И испуганно осеклась. В дом бесцеремонно завалился крупный ощетинившийся волк, пропуская за собой два десятка сородичей косматой и весьма потрёпанной выделки. Волки с насмешливым брюзжанием разошлись по комнате и заняли боевые позиции у двери и окна. Последним проковылял в дом щуплый заяц с всклокоченной шёрсткой, цвета неисправимо душноватой желтизны, и ошалело вытаращенными глазами.

— Мамочки! — ахнул я. — Именно эту напасть я и предвидел на протяжение всего вечера! Вот те самые волки, которые мечтают меня сожрать!.. Вот и этот чёртов заяц, который навёл их на мой след. А главаря зовут — Кулаков-Чудасов!! Я всех знаю.

Трусливая слабость растеклась по моему телу, пытаясь отыскать спасительного пристанища.
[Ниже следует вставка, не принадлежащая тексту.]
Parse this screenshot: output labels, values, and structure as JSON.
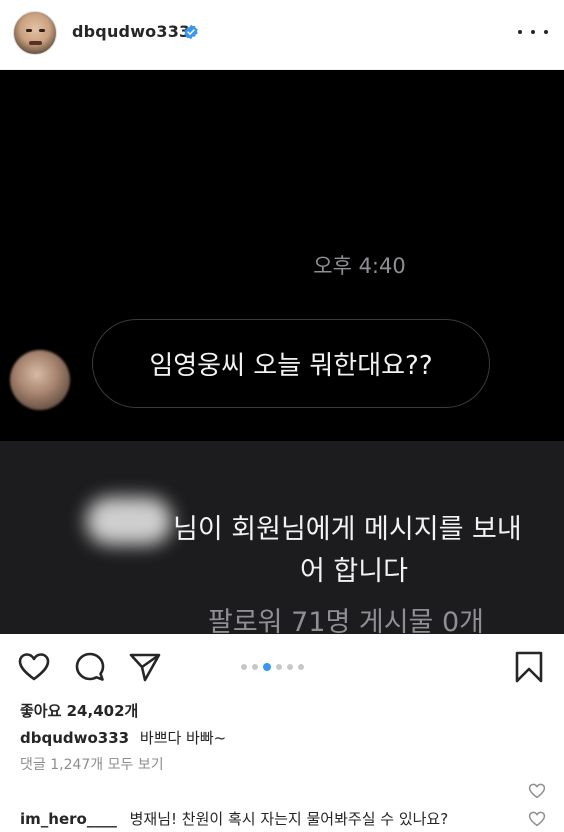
{
  "header": {
    "username": "dbqudwo333",
    "verified_color": "#3897f0"
  },
  "post": {
    "time": "오후 4:40",
    "message": "임영웅씨 오늘 뭐한대요??",
    "request_line1": "님이 회원님에게 메시지를 보내",
    "request_line2": "어 합니다",
    "request_line3": "팔로워 71명 게시물 0개"
  },
  "actions": {
    "icons": [
      "heart-icon",
      "comment-icon",
      "share-icon",
      "bookmark-icon"
    ],
    "carousel_count": 6,
    "carousel_active": 2
  },
  "likes": "좋아요 24,402개",
  "caption": {
    "username": "dbqudwo333",
    "text": "바쁘다 바빠~"
  },
  "view_comments": "댓글 1,247개 모두 보기",
  "comments": [
    {
      "username": "im_hero____",
      "text": "병재님! 찬원이 혹시 자는지 물어봐주실 수 있나요?"
    }
  ],
  "colors": {
    "accent": "#3897f0",
    "text": "#262626",
    "muted": "#8e8e8e"
  }
}
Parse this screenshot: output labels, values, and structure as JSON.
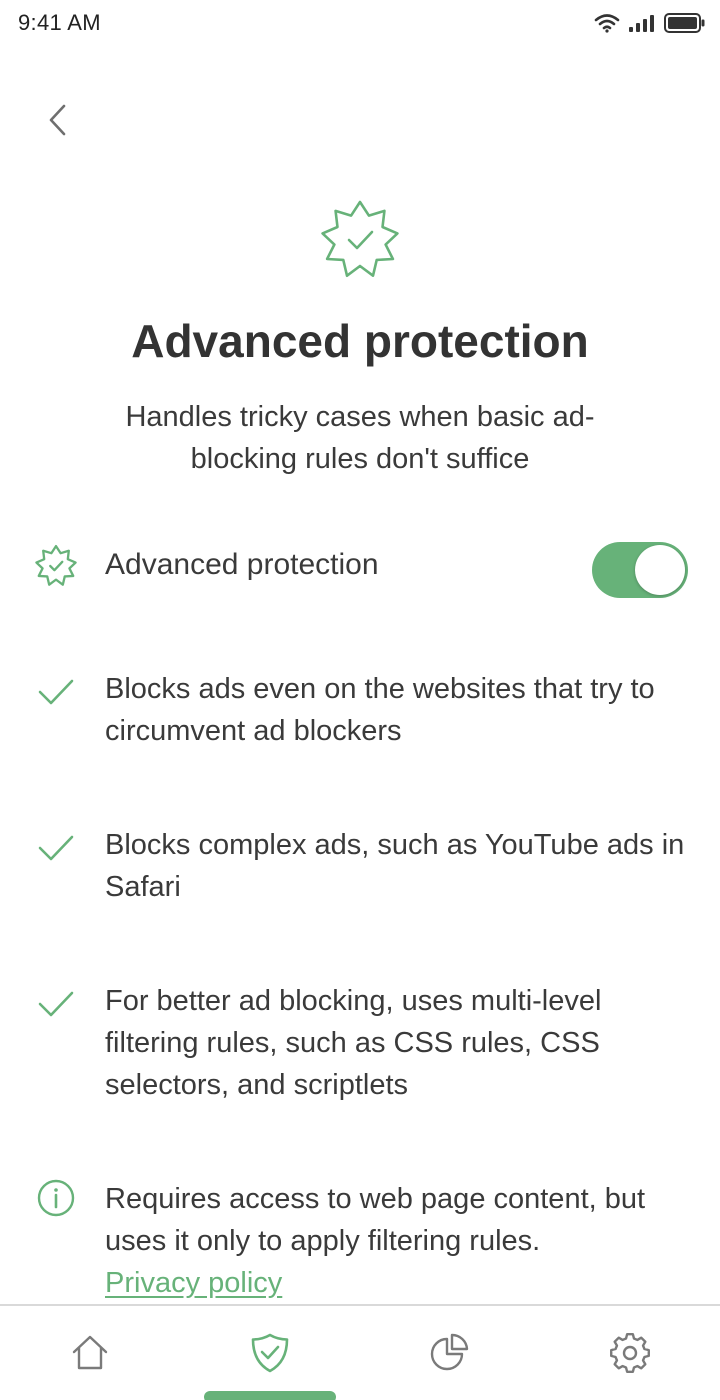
{
  "status_bar": {
    "time": "9:41 AM"
  },
  "nav": {
    "back_icon": "chevron-left-icon"
  },
  "hero": {
    "icon": "starburst-check-icon"
  },
  "title": "Advanced protection",
  "subtitle": "Handles tricky cases when basic ad-blocking rules don't suffice",
  "toggle_row": {
    "label": "Advanced protection",
    "enabled": true,
    "icon": "starburst-check-icon"
  },
  "features": [
    {
      "icon": "checkmark-icon",
      "text": "Blocks ads even on the websites that try to circumvent ad blockers"
    },
    {
      "icon": "checkmark-icon",
      "text": "Blocks complex ads, such as YouTube ads in Safari"
    },
    {
      "icon": "checkmark-icon",
      "text": "For better ad blocking, uses multi-level filtering rules, such as CSS rules, CSS selectors, and scriptlets"
    }
  ],
  "info": {
    "icon": "info-icon",
    "text": "Requires access to web page content, but uses it only to apply filtering rules.",
    "link_label": "Privacy policy"
  },
  "tab_bar": {
    "tabs": [
      {
        "name": "home",
        "icon": "home-icon",
        "active": false
      },
      {
        "name": "protection",
        "icon": "shield-check-icon",
        "active": true
      },
      {
        "name": "statistics",
        "icon": "pie-chart-icon",
        "active": false
      },
      {
        "name": "settings",
        "icon": "gear-icon",
        "active": false
      }
    ]
  },
  "colors": {
    "accent": "#67b279",
    "text": "#3a3a3a",
    "title": "#333333",
    "icon_gray": "#7a7a7a",
    "divider": "#d9d9d9"
  }
}
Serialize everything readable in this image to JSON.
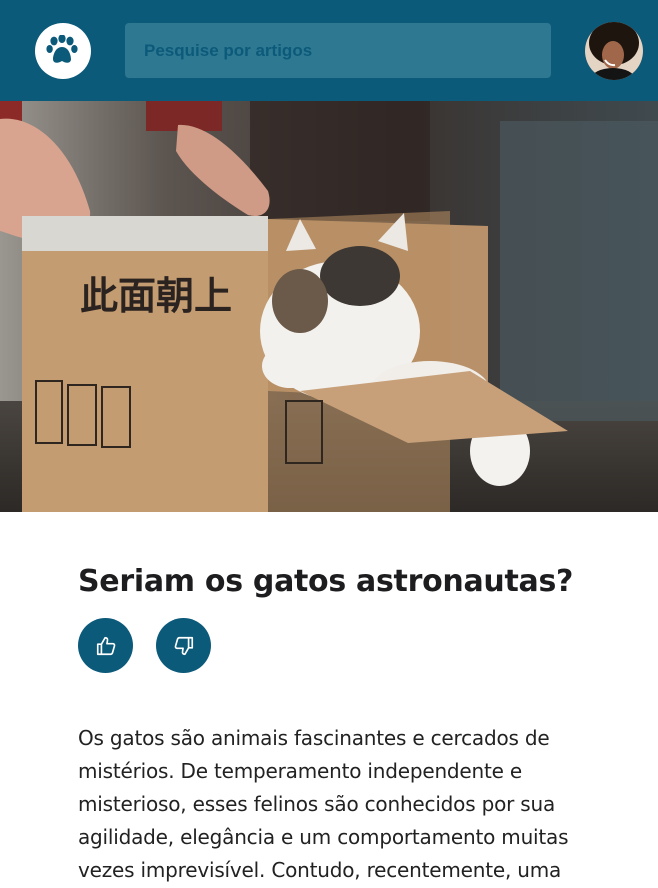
{
  "header": {
    "search_placeholder": "Pesquise por artigos",
    "logo_icon": "paw-icon",
    "avatar_icon": "user-avatar"
  },
  "article": {
    "hero_text": "此面朝上",
    "title": "Seriam os gatos astronautas?",
    "like_icon": "thumbs-up-icon",
    "dislike_icon": "thumbs-down-icon",
    "body": "Os gatos são animais fascinantes e cercados de mistérios. De temperamento independente e misterioso, esses felinos são conhecidos por sua agilidade, elegância e um comportamento muitas vezes imprevisível. Contudo, recentemente, uma"
  },
  "colors": {
    "primary": "#0c5a7a",
    "search_bg": "#2e7891",
    "text": "#1d1d1f"
  }
}
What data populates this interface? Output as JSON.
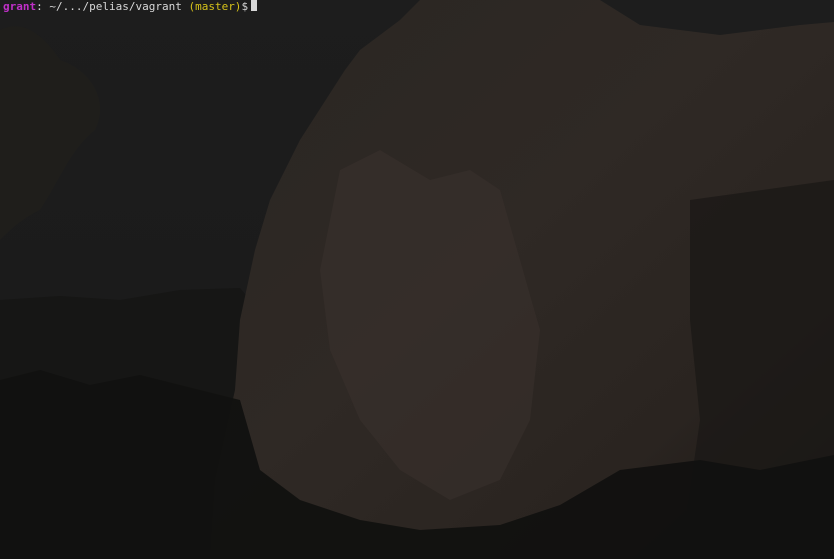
{
  "terminal": {
    "prompt": {
      "user": "grant",
      "separator": ":",
      "path": "~/.../pelias/vagrant",
      "branch": "(master)",
      "symbol": "$"
    }
  },
  "colors": {
    "user": "#c030c8",
    "branch": "#d6c21a",
    "text": "#d8d8d8",
    "background": "#141414"
  },
  "background_image": "el-capitan-cliff-wallpaper"
}
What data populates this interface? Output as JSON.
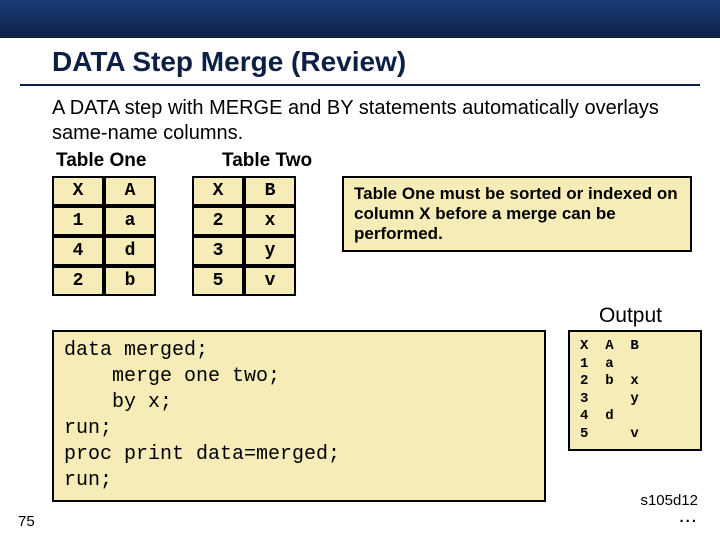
{
  "title": "DATA Step Merge (Review)",
  "paragraph": "A DATA step with MERGE and BY statements automatically overlays same-name columns.",
  "tableOne": {
    "label": "Table One",
    "headers": [
      "X",
      "A"
    ],
    "rows": [
      [
        "1",
        "a"
      ],
      [
        "4",
        "d"
      ],
      [
        "2",
        "b"
      ]
    ]
  },
  "tableTwo": {
    "label": "Table Two",
    "headers": [
      "X",
      "B"
    ],
    "rows": [
      [
        "2",
        "x"
      ],
      [
        "3",
        "y"
      ],
      [
        "5",
        "v"
      ]
    ]
  },
  "note": "Table One must be sorted or indexed on column X before a merge can be performed.",
  "outputLabel": "Output",
  "code": "data merged;\n    merge one two;\n    by x;\nrun;\nproc print data=merged;\nrun;",
  "output": "X  A  B\n1  a\n2  b  x\n3     y\n4  d\n5     v",
  "pageNumber": "75",
  "footerRef": "s105d12",
  "footerDots": "..."
}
Точнее сказать: душевной отверженности, когда чувство стыда стыдится своих физиологических проявлений, и с готовностью уступает место подленькому, рассчитанному на милость победителя, непротивлению… именно — подленькому, а не тому высшему космическому понятию непротивления, которому учат нас новозаветные персонажи, и которого нам не посчастливится извлечь для личного употребления, поскольку его быстро заест сумятица, сложенная из нелепой гордыни, обуянства и обманчивого честолюбия…

— А ведь точно Кулаков-Чудасов!! — узнала Нога вожака волчьей стаи. — Запустила козла в огород.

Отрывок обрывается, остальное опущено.